Metrano's film debut was as a truck driver in the 1961 Cold War thriller Rocket Attack U.S.A.. Among Metrano's TV appearances were a 1968 episode of Ironside, a 1970 episode of Bewitched, a 1976 episode of The Practice, and The Streets of San Francisco. In 1977, he was a regular in the cast of the short-lived CBS situation comedy Loves Me, Loves Me Not.

He also frequently appeared on talk and variety shows in the early 1970s, especially The Tonight Show, as The Great Metrano, a "magician" who performed absurd tricks, such as making his fingers "jump" from one hand to another, while constantly humming an inane theme song – "Fine and Dandy", an early 1930s composition by Kay Swift.

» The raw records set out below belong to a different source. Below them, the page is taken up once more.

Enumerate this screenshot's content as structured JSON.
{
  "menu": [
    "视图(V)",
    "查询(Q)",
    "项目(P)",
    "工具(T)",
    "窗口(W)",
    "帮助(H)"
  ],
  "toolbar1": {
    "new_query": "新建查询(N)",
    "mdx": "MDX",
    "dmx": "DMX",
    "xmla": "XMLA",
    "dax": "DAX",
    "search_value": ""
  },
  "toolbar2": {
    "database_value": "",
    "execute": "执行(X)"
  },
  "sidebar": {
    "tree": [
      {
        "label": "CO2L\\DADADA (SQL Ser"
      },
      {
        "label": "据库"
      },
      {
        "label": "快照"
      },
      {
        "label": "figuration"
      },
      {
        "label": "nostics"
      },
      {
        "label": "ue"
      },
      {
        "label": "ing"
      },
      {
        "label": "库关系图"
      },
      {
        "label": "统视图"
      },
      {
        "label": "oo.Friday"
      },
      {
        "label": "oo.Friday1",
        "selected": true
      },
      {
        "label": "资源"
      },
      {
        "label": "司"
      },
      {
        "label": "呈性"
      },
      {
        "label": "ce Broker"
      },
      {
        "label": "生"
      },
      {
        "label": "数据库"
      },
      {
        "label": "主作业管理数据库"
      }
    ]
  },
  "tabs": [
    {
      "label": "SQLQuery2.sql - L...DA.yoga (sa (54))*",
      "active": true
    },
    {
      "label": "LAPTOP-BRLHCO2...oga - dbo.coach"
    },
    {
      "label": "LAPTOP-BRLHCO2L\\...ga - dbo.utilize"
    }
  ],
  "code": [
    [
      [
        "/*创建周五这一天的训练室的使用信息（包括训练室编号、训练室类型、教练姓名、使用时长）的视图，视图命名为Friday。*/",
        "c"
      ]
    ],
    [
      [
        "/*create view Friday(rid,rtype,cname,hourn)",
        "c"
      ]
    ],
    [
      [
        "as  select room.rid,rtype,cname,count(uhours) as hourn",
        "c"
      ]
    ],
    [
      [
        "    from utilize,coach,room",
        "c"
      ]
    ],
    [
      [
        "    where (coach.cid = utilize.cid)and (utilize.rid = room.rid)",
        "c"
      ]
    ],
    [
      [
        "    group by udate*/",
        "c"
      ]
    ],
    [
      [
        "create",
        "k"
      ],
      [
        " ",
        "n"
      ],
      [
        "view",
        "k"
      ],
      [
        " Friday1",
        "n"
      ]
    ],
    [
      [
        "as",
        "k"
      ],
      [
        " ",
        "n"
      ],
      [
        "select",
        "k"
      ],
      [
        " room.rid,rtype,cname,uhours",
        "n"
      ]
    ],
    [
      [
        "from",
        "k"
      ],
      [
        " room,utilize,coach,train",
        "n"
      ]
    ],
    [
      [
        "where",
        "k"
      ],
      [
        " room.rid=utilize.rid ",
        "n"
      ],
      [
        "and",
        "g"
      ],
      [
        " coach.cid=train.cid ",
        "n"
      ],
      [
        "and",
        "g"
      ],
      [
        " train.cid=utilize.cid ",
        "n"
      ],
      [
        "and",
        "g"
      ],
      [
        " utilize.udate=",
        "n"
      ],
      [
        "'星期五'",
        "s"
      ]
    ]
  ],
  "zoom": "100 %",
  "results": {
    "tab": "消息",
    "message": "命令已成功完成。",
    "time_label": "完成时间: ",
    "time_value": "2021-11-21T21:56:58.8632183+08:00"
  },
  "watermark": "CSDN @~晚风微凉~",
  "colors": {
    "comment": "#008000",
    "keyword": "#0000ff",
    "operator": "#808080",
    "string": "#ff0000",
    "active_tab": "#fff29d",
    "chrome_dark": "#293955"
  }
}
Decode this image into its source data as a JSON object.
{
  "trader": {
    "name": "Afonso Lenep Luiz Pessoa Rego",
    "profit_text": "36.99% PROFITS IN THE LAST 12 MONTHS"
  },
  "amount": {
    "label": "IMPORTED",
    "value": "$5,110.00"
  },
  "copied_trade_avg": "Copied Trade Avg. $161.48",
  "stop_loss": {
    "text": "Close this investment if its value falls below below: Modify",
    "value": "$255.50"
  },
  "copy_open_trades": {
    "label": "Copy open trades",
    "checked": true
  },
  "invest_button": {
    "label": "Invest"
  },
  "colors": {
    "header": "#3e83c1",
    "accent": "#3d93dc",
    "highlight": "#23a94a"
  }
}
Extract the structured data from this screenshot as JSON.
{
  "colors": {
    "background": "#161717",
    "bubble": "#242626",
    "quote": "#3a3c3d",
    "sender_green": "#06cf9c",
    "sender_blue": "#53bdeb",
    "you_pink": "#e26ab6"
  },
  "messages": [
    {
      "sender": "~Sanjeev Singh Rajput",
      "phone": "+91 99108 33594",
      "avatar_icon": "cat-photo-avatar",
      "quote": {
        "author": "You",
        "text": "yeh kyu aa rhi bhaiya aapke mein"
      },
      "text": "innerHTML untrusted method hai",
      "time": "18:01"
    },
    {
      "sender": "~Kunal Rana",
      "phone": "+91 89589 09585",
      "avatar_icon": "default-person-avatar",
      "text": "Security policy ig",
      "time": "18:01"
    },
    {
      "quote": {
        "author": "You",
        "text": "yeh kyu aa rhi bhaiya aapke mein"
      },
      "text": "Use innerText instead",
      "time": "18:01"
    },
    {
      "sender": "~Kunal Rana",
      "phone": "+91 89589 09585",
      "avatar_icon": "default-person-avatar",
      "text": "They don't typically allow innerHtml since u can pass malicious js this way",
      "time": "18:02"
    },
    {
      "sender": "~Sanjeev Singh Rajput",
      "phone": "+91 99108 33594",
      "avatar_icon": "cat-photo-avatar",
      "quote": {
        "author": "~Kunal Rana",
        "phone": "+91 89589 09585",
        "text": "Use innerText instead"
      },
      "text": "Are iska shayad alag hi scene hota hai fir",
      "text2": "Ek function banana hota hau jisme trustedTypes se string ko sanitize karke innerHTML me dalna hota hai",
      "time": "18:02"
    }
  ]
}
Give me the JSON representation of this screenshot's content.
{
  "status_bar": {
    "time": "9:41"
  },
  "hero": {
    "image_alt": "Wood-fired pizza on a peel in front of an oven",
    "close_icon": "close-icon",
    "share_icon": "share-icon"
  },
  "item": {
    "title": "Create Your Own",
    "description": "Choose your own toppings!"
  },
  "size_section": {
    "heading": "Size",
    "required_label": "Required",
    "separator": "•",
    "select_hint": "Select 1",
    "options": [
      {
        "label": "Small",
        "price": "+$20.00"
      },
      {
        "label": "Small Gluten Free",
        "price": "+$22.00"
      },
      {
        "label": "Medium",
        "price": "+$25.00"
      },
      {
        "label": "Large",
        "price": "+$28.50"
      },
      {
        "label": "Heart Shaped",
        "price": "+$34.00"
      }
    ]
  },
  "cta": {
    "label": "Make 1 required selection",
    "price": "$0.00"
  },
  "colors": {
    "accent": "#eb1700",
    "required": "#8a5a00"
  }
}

His best-known role came in 1985 as Ernie Mauser in Police Academy 2. He reprised the role in its sequel Police Academy 3 a year later.

After injuring his spine in 1989, Metrano's on-screen appearances became limited during his rehabilitation. He did, however, return to television a year later and continued making guest appearances and small roles until retiring from acting in 2001. Between 1993 and 2001, Metrano infrequently toured a one-man show titled "Jews Don't Belong on Ladders...An Accidental Comedy", which has raised more than $75,000 for Project Support for Spinal Cord Injury, to help buy crutches, wheelchairs, and supplies for disabled people. After a final limited set of shows in 2008, Metrano retired.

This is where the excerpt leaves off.